Now here is the rub. The cell in question was given a low grade because Ofsted inspectors disagreed with the ratings of teaching proficiency given by the supervising schools and university tutors. Yet Ofsted inspectors usually see only one lesson given by a student. This one-off judgment is then set against that arrived at over a whole year by tutors and classroom teachers.

I have done classroom observation research for 30 years and the frailty of single-lesson judgments is well known. One student seen by one inspector for one lesson could lead to a university being threatened with the closure of its whole course. This is utter madness.

No other profession would stand for such a situation, but in education this is the norm, as Ofsted roars out of control.

Many inspectors themselves admit privately that they are deeply unhappy with the process. They also say they are concerned about the quality of some of the additional inspectors drafted in. Two inspectors told me they were convinced the process would end up in court and that Ofsted would not have a leg to stand on.
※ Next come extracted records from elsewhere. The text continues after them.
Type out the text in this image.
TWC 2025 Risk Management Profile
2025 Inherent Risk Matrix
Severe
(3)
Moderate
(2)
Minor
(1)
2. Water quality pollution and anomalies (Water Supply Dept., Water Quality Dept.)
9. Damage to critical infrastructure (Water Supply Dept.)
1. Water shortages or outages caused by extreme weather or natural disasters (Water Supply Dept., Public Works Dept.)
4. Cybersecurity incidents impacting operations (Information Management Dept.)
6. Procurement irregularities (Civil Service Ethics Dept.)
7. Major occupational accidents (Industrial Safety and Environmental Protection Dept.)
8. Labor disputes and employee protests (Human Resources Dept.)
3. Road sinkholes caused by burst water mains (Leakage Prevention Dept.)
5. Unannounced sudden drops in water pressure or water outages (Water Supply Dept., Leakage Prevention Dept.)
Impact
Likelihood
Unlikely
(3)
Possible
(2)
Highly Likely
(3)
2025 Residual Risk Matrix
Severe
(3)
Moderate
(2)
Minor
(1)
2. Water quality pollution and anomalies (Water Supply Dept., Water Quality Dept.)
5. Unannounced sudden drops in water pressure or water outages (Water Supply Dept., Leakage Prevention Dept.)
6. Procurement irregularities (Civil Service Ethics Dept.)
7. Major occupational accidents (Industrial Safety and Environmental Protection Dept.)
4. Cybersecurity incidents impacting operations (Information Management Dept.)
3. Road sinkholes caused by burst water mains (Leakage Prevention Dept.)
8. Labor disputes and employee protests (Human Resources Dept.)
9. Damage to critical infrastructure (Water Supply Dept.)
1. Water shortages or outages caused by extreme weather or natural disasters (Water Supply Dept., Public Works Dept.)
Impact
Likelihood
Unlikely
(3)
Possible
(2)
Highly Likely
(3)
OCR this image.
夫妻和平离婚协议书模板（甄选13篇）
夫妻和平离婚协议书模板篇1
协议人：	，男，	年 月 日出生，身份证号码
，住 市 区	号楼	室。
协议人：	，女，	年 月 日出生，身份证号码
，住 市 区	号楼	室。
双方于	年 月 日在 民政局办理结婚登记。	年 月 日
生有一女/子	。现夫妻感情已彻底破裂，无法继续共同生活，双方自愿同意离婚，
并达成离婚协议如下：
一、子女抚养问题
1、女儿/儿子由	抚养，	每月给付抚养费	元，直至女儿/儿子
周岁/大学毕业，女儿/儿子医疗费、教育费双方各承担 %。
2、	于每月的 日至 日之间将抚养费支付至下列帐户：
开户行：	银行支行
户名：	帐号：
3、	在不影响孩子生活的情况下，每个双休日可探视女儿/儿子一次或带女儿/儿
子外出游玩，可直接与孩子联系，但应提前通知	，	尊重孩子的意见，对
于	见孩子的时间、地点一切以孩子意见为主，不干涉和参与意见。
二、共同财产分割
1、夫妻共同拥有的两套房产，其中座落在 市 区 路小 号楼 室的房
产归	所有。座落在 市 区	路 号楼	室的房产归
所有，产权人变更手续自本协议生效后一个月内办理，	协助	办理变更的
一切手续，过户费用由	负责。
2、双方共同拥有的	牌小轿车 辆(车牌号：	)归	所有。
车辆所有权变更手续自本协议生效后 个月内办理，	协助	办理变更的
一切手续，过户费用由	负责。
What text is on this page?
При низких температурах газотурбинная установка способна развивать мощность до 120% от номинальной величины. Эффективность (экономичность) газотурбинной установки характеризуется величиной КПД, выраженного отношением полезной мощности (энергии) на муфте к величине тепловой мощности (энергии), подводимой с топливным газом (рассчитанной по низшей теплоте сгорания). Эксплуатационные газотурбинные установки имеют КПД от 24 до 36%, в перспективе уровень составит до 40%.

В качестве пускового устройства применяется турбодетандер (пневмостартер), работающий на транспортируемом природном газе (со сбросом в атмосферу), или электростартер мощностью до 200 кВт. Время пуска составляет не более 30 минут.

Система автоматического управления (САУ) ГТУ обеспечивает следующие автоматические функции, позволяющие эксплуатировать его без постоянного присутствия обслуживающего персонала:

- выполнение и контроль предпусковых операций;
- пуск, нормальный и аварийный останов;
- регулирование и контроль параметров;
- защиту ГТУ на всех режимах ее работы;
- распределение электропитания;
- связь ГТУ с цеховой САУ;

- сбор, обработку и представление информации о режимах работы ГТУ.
One university has already taken legal advice. I think universities should club together and make a big legal case out of the whole shabby mess, rather than expect each individual university to foot the bill. They would win hands down. Don't even bother calling expert witnesses to argue that a one-off brief observation has little validity, it is self-evident. Much more rigorous scrutiny should be required.

If universities do merely roll over and acquiesce, the consequences are clear. Today teacher training; tomorrow, what subject is exempt from such dubious procedures?

The writer is professor of education at Exeter University.